Berger pleaded guilty to a single count each of mail and wire fraud.
U.S. District Judge Cynthia Rufe set sentencing for April 11. (Co-defendant Gerald Radomski, who pleaded guilty to the same charges in July, will also be sentenced then.)
Radomski, 64, of Largo, Fla., agreed to forfeit almost $1.6 million and stipulated that the fraud involved at least 50 victims.
Court papers said that in May 2008 Radomski solicited an Ardmore woman - identified only as "A.H." in court documents because she is a cooperating witness - to pitch the investment.
Prosecutors described A.H. as a professional fundraiser who promoted secretive, get-rich-quick investment opportunities to wealthy, often elderly individuals.
The government's plea memo said that A.H. did not meet Berger or Radomski in person, but communicated with them almost daily.
Victims were told that they would be paid back with a "gift" from the estate and that any gift taxes would be paid by Berger.
Most funds were wired or transferred to Radomski's bank account or mailed directly to him.

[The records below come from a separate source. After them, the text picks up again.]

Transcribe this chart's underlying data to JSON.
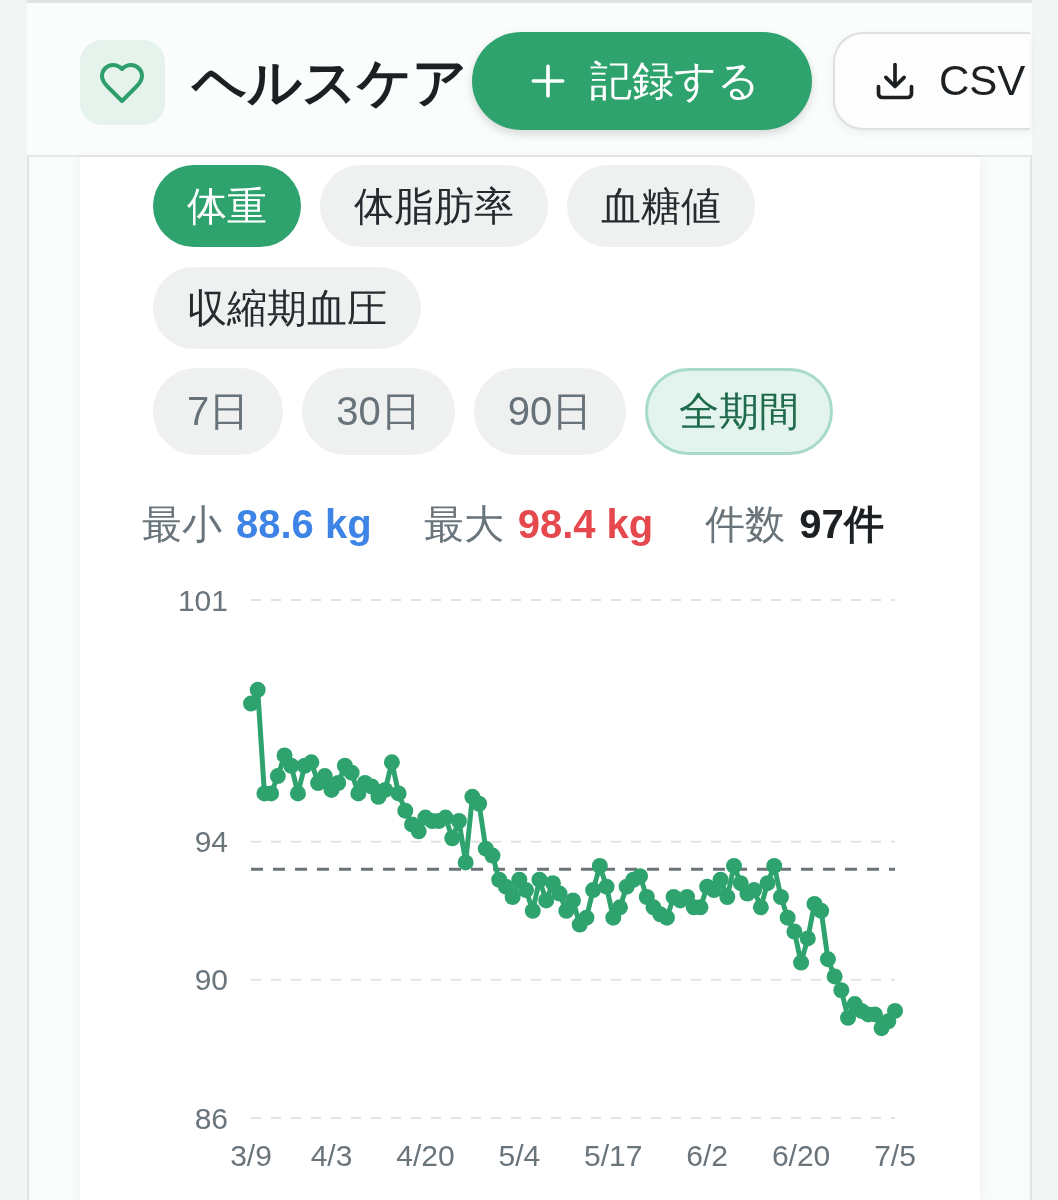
{
  "chart_data": {
    "type": "line",
    "title": "ヘルスケア",
    "categories": [
      "3/9",
      null,
      null,
      null,
      null,
      null,
      null,
      null,
      null,
      null,
      null,
      null,
      "4/3",
      null,
      null,
      null,
      null,
      null,
      null,
      null,
      null,
      null,
      null,
      null,
      null,
      null,
      "4/20",
      null,
      null,
      null,
      null,
      null,
      null,
      null,
      null,
      null,
      null,
      null,
      null,
      null,
      "5/4",
      null,
      null,
      null,
      null,
      null,
      null,
      null,
      null,
      null,
      null,
      null,
      null,
      null,
      "5/17",
      null,
      null,
      null,
      null,
      null,
      null,
      null,
      null,
      null,
      null,
      null,
      null,
      null,
      "6/2",
      null,
      null,
      null,
      null,
      null,
      null,
      null,
      null,
      null,
      null,
      null,
      null,
      null,
      "6/20",
      null,
      null,
      null,
      null,
      null,
      null,
      null,
      null,
      null,
      null,
      null,
      null,
      null,
      "7/5"
    ],
    "series": [
      {
        "color": "#2fa36e",
        "values": [
          98.0,
          98.4,
          95.4,
          95.4,
          95.9,
          96.5,
          96.2,
          95.4,
          96.2,
          96.3,
          95.7,
          95.9,
          95.5,
          95.7,
          96.2,
          96.0,
          95.4,
          95.7,
          95.6,
          95.3,
          95.5,
          96.3,
          95.4,
          94.9,
          94.5,
          94.3,
          94.7,
          94.6,
          94.6,
          94.7,
          94.1,
          94.6,
          93.4,
          95.3,
          95.1,
          93.8,
          93.6,
          92.9,
          92.7,
          92.4,
          92.9,
          92.6,
          92.0,
          92.9,
          92.3,
          92.8,
          92.5,
          92.0,
          92.3,
          91.6,
          91.8,
          92.6,
          93.3,
          92.7,
          91.8,
          92.1,
          92.7,
          92.9,
          93.0,
          92.4,
          92.1,
          91.9,
          91.8,
          92.4,
          92.3,
          92.4,
          92.1,
          92.1,
          92.7,
          92.6,
          92.9,
          92.4,
          93.3,
          92.8,
          92.5,
          92.6,
          92.1,
          92.8,
          93.3,
          92.4,
          91.8,
          91.4,
          90.5,
          91.2,
          92.2,
          92.0,
          90.6,
          90.1,
          89.7,
          88.9,
          89.3,
          89.1,
          89.0,
          89.0,
          88.6,
          88.8,
          89.1
        ]
      }
    ],
    "ylim": [
      86,
      101
    ],
    "yticks": [
      86,
      90,
      94,
      101
    ],
    "grid": "y",
    "marker": "circle",
    "line_style": "solid",
    "ref_lines": [
      {
        "axis": "y",
        "value": 93.2,
        "color": "#6b7478",
        "line_style": "dashed"
      }
    ],
    "annotations": [
      "記録する",
      "CSV",
      "体重",
      "体脂肪率",
      "血糖値",
      "収縮期血圧",
      "7日",
      "30日",
      "90日",
      "全期間",
      "最小",
      "88.6 kg",
      "最大",
      "98.4 kg",
      "件数",
      "97件"
    ]
  }
}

Victims believed that he was Berger's personal representative and would in turn provide the funds to Berger.
Authorities said that between January 2008 and January 2009 more than 140 investors - including about 40 from the Philadelphia area - ponied up almost $1.7 million toward the Berger scheme.
Radomski allegedly kept $300,000 and turned the rest over to Berger. The plea memo said that Berger bought jewelry, wigs, sunglasses, pet-store supplies, an RV and several motorcycles.
Berger said that she also gave an unspecified amount of money to needy people she knew.
The scheme unraveled in March 2009 after one investor met with Berger, who told him that the story about her being the illegitimate daughter of a deceased billionaire was made up.